Automated Tracking
Updated May 15, 2023 ·
ML is Experimental
Machinge Learning is experimental in nature and it involves trial and error. Engineers test different approaches to find the best model.
- Modify data sources (e.g., applying transformations)
- Train models with different algorithms
- Choose evaluation metrics to compare performance
Since there are too many possibilities, manually tracking every experiment is impractical.
Problems Without Automation
Without automated tracking, ML workflows become chaotic.

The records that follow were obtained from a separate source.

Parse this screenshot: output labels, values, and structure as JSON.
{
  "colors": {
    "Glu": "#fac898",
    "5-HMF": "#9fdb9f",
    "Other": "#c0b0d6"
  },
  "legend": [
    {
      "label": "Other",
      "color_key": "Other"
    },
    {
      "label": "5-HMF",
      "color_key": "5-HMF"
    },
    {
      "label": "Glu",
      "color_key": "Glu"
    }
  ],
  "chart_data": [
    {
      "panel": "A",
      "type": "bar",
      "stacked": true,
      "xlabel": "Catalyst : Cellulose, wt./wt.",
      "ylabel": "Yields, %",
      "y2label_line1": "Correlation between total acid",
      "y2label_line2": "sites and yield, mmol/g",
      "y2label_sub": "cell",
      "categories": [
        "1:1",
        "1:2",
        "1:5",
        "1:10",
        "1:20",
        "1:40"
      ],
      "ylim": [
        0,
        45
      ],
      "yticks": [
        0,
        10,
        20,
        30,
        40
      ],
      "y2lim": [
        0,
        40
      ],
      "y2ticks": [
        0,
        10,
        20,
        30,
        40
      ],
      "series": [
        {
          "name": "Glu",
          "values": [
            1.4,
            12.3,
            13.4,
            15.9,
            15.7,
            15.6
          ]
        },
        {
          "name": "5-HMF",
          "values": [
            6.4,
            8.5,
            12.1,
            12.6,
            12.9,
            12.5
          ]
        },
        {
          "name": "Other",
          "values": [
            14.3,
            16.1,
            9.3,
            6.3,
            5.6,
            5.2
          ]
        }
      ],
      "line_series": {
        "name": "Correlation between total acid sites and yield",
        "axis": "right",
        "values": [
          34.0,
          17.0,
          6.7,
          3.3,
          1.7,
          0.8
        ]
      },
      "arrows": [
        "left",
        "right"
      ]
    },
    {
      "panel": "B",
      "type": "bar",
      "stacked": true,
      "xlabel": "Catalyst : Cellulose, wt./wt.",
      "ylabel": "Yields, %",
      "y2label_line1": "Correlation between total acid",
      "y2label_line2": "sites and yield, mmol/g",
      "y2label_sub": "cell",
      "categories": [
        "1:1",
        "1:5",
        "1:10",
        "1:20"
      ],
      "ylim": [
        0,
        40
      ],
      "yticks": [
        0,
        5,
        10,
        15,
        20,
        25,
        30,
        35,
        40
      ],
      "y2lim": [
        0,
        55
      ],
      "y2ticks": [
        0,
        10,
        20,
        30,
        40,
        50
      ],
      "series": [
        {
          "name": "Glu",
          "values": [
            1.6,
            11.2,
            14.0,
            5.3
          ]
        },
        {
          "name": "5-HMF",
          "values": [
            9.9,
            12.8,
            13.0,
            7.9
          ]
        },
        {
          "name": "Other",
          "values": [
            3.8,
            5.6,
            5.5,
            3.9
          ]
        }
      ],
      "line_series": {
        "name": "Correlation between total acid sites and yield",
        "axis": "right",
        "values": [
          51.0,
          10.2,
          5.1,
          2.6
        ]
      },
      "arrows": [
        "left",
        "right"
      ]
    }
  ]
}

- Hard to track experiments and results
- Difficult to reproduce and share findings
- Wasted time and resources
Logging
Logging requirements depend on the project. Common elements include:
- Code - Version of scripts used
- Configuration - Experiment settings and environment details
- Data - Source, type, format, preprocessing steps
- Model - Parameters, hyperparameters, and evaluation metrics
Logging ensures:
- Reproducibility - Others can verify and rerun experiments
- Performance tracking - Compare models and improve results
- Transparency - Understand decisions and detect issues
Automated Tracking Systems
Automated Tracking Systems organize and display logged data.
- View training metadata and compare runs
- Track and reproduce experiments
- Access via dashboards or programmatic interfaces
- Promote top models to the model registry
Available Tools
Building a tracking system from scratch is complex. There aree options that exists in the market:
- Open-source: MLflow, Weights & Biases, Sacred
- Paid solutions: Azure ML, Google Vertex AI, AWS SageMaker
Choosing the right tool depends on budget and requirements.